Comparison with Similar Tools

  • Zephyr — Richer built-in subsystems; FreeRTOS is smaller and simpler to integrate
  • RT-Thread — More middleware included; FreeRTOS has broader industry certification history
  • ChibiOS — Dual-licensed with HAL; FreeRTOS is fully MIT with wider architecture support
  • ThreadX (Azure RTOS) — Now Eclipse open source; FreeRTOS has larger community and AWS backing
  • Embassy (Rust) — Async model without OS; FreeRTOS provides traditional threads for C codebases

FAQ

Q: What is the minimum resource requirement? A: FreeRTOS can run with as little as 4KB ROM and 1KB RAM on small Cortex-M0 devices.

Q: Is FreeRTOS certified for safety-critical systems? A: FreeRTOS itself is not certified, but SAFERTOS (a derivative) is IEC 61508 SIL 3 certified. FreeRTOS code follows MISRA C guidelines.

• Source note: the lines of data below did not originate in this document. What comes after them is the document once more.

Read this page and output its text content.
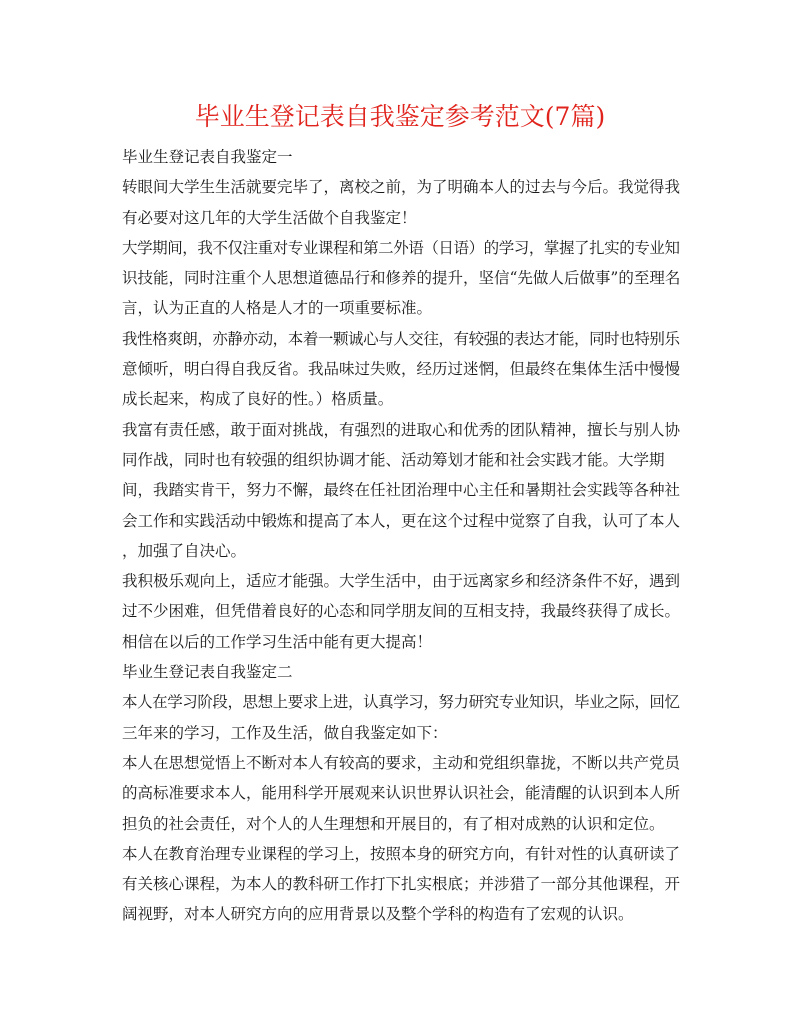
毕业生登记表自我鉴定参考范文(7篇)
毕业生登记表自我鉴定一
转眼间大学生生活就要完毕了，离校之前，为了明确本人的过去与今后。我觉得我
有必要对这几年的大学生活做个自我鉴定！
大学期间，我不仅注重对专业课程和第二外语（日语）的学习，掌握了扎实的专业知
识技能，同时注重个人思想道德品行和修养的提升，坚信“先做人后做事”的至理名
言，认为正直的人格是人才的一项重要标准。
我性格爽朗，亦静亦动，本着一颗诚心与人交往，有较强的表达才能，同时也特别乐
意倾听，明白得自我反省。我品味过失败，经历过迷惘，但最终在集体生活中慢慢
成长起来，构成了良好的性。）格质量。
我富有责任感，敢于面对挑战，有强烈的进取心和优秀的团队精神，擅长与别人协
同作战，同时也有较强的组织协调才能、活动筹划才能和社会实践才能。大学期
间，我踏实肯干，努力不懈，最终在任社团治理中心主任和暑期社会实践等各种社
会工作和实践活动中锻炼和提高了本人，更在这个过程中觉察了自我，认可了本人
，加强了自决心。
我积极乐观向上，适应才能强。大学生活中，由于远离家乡和经济条件不好，遇到
过不少困难，但凭借着良好的心态和同学朋友间的互相支持，我最终获得了成长。
相信在以后的工作学习生活中能有更大提高！
毕业生登记表自我鉴定二
本人在学习阶段，思想上要求上进，认真学习，努力研究专业知识，毕业之际，回忆
三年来的学习，工作及生活，做自我鉴定如下：
本人在思想觉悟上不断对本人有较高的要求，主动和党组织靠拢，不断以共产党员
的高标准要求本人，能用科学开展观来认识世界认识社会，能清醒的认识到本人所
担负的社会责任，对个人的人生理想和开展目的，有了相对成熟的认识和定位。
本人在教育治理专业课程的学习上，按照本身的研究方向，有针对性的认真研读了
有关核心课程，为本人的教科研工作打下扎实根底；并涉猎了一部分其他课程，开
阔视野，对本人研究方向的应用背景以及整个学科的构造有了宏观的认识。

Q: Does FreeRTOS support multicore? A: Yes. FreeRTOS SMP supports symmetric multiprocessing on dual-core devices like ESP32 and RP2040.

Q: How does AWS involvement affect FreeRTOS? A: AWS maintains the kernel and provides optional IoT libraries. The kernel remains MIT-licensed and vendor-neutral.